Por 317 votos a favor e 111 contrários, a Câmara dos Deputados decidiu nesta quarta-feira (5) aprovar um projeto de lei que busca suspender os efeitos da resolução do Conselho Nacional dos Direitos da Criança e do Adolescente (Conanda), editada em dezembro de 2024 e vigente desde janeiro de 2025. Esta resolução regulamenta o direito de crianças e adolescentes ao aborto legal em situações já previstas pela legislação brasileira, como anencefalia fetal, risco à vida da gestante e gravidez decorrente de violência sexual.
O texto aprovado, de relatoria do deputado Luiz Gastão (PSD-CE), coordenador da Frente Parlamentar Católica, segue agora para deliberação no Senado. A tramitação em regime de urgência foi aprovada minutos antes com apoio expressivo de partidos de centro e direita, além de parlamentares do PL, Republicanos, MDB, PSD, PP, Novo e União Brasil. A base governista manifestou-se de forma contrária à proposta.

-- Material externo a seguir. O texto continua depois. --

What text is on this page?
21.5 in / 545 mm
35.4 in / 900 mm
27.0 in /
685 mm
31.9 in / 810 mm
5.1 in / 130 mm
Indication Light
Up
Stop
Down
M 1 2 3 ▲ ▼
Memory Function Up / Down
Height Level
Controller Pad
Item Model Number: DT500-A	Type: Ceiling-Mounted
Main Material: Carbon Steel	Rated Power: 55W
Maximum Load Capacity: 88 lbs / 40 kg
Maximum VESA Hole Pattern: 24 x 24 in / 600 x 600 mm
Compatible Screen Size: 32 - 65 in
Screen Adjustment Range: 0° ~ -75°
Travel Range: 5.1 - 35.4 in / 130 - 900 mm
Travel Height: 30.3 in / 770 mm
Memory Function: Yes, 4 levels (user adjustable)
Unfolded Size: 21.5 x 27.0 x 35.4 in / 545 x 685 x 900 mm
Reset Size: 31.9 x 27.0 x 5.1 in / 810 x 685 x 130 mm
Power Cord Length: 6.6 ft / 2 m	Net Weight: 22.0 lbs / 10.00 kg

Na prática, a medida pode resultar em obstáculos adicionais para adolescentes vítimas de estupro que buscam o aborto legal, uma vez que suspende os procedimentos que asseguram o direito à interrupção da gravidez nessas hipóteses.
A resolução do Conanda estabelece normas para identificação de gravidez em menores, prevê atendimento multidisciplinar e garante o acesso à informação sobre o procedimento de aborto legal, inclusive sem a obrigatoriedade da presença dos pais ou responsáveis, caso isso represente risco à criança ou adolescente. O texto também determina que os estados devem descentralizar o acesso ao aborto legal, especialmente em regiões remotas.
Parlamentares contrários ao projeto, como a deputada Fernanda Melchionna (Psol-RS), argumentaram que a escuta protegida da vítima é fundamental, especialmente porque a maioria dos casos de estupro contra crianças ocorre no ambiente doméstico. Já os defensores da proposta, como a deputada Chris Tonietto (PL-RJ), criticaram a autonomia conferida à criança ou adolescente para decidir pelo aborto sem o consentimento dos pais, classificando a medida como um ataque ao pátrio poder.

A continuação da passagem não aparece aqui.